Nonetheless, the history major continues to thrive at Yale, in part because it’s a great department with a number of nationally known stars, all of whom are expected to teach at an undergraduate level, and in part because it is Yale, where even a liberal-arts degree opens almost all professional doors. As Mikhail said, “The very real economic pressure students feel today is lessened at Yale.
The reason that students at Yale and places like it can “afford” to major in history is that they have the luxury of seeing college as a chance to learn about the world beyond the confines of their home towns, and to try to understand where they might fit in. That’s what history does best. It locates us and helps us understand how we got here and why things are the way they are. “History instills a sense of citizenship, and reminds you of questions to ask, especially about evidence,” Willis told me. In a follow-up e-mail after our conversation, Mikhail wrote, “A study of the past shows us that the only way to understand the present is to embrace the messiness of politics, culture, and economics.
Donald Trump is the king not only of lies but also of ahistorical assertions. It’s hard to pick a favorite among the thousands of falsehoods that Trump has told as President, but one recent shocker was when he insisted, ignoring everything we know about the Soviet Union’s lawless behavior, that “the reason Russia was in Afghanistan was because terrorists were going into Russia.
Republicans, for the past few decades, have depended on Americans’ inability to make sense of history in judging their policies. How else to explain the fact that, under Trump, they have succeeded in turning legal immigration into the excuse for all the country’s ills, when any clear historical analysis would demonstrate that it has been the fount of the lion’s share of America’s innovation, creativity, and economic production?
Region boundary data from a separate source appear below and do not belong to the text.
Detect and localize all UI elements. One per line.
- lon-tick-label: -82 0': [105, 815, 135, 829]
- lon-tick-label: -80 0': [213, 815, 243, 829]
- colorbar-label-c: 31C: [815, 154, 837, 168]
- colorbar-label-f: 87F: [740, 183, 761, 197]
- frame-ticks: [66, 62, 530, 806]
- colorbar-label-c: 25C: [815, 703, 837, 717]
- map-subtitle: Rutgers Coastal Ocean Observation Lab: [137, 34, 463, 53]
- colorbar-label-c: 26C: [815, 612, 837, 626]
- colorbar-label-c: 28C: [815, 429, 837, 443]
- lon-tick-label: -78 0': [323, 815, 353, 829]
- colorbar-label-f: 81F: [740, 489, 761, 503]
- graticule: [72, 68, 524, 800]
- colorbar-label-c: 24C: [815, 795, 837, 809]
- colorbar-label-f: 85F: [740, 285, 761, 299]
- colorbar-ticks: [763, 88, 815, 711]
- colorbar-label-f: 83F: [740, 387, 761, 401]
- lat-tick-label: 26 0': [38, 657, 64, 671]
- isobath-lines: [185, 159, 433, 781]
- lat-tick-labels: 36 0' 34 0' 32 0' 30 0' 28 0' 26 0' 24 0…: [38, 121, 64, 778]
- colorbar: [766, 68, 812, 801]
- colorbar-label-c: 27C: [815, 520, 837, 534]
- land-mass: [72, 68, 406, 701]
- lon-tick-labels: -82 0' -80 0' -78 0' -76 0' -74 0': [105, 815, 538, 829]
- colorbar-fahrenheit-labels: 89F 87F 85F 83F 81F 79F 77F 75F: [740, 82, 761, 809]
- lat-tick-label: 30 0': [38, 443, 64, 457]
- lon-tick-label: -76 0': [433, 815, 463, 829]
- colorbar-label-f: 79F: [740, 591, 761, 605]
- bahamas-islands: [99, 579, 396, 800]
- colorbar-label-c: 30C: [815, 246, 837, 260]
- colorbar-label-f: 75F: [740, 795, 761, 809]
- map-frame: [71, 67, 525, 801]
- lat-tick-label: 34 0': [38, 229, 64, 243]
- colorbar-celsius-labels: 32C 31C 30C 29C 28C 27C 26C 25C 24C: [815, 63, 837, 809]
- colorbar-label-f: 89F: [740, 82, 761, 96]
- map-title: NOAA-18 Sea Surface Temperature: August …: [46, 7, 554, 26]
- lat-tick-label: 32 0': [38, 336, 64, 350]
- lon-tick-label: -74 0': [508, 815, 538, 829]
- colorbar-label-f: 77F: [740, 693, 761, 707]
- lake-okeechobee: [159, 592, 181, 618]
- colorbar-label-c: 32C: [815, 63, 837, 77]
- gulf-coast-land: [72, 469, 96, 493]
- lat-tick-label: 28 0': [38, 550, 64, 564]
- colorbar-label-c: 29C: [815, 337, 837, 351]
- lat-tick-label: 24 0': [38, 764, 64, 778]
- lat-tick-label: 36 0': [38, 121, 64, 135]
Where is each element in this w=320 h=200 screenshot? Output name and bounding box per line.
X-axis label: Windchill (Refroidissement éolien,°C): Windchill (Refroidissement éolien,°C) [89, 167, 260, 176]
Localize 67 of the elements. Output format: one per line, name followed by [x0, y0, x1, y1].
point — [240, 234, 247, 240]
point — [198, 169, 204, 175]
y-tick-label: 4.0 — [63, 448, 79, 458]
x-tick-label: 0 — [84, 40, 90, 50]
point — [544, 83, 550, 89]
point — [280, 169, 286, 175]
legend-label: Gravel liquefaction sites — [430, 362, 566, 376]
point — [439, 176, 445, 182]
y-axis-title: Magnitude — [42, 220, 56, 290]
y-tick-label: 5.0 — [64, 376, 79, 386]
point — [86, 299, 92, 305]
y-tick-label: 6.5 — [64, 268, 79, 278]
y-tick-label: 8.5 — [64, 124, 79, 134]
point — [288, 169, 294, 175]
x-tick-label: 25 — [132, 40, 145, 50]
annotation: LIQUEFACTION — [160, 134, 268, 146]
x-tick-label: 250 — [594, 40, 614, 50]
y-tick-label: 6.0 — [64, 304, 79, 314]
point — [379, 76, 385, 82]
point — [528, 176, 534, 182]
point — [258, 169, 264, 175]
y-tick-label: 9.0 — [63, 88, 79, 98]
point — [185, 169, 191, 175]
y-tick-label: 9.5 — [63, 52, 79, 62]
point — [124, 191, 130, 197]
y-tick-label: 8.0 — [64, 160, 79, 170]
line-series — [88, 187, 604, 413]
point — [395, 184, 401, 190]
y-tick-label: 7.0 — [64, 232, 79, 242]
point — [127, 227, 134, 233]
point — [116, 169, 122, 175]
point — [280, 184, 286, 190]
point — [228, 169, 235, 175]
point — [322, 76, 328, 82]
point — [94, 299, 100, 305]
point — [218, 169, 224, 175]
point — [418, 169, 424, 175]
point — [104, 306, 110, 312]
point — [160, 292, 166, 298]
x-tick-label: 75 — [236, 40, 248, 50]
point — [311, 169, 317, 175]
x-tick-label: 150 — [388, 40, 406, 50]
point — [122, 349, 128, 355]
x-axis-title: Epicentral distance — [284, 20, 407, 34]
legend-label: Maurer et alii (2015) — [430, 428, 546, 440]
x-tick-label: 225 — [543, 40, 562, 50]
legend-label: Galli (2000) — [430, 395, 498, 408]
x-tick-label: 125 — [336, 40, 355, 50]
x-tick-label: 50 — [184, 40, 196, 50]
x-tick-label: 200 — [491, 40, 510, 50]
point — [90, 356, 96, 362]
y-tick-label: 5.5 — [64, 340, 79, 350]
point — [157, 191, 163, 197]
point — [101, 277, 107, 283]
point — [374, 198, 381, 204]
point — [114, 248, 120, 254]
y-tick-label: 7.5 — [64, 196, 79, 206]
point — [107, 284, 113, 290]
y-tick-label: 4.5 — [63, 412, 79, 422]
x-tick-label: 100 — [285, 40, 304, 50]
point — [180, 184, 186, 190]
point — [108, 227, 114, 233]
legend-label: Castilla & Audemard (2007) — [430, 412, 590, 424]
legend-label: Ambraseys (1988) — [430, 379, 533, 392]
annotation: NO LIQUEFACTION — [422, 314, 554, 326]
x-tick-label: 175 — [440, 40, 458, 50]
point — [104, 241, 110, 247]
Yes, we have a responsibility to train for the world of employment, but are we educating for life, and without historical knowledge you are not ready for life,” Blight told me. As our political discourse is increasingly dominated by sources who care nothing for truth or credibility, we come closer and closer to the situation that Walter Lippmann warned about a century ago, in his seminal “Liberty and the News.” “Men who have lost their grip upon the relevant facts of their environment are the inevitable victims of agitation and propaganda. The quack, the charlatan, the jingo . . . can flourish only where the audience is deprived of independent access to information,” he wrote. A nation whose citizens have no knowledge of history is asking to be led by quacks, charlatans, and jingos. As he has proved ever since he rode to political prominence on the lie of Barack Obama’s birthplace, Trump is all three. And, without more history majors, we are doomed to repeat him.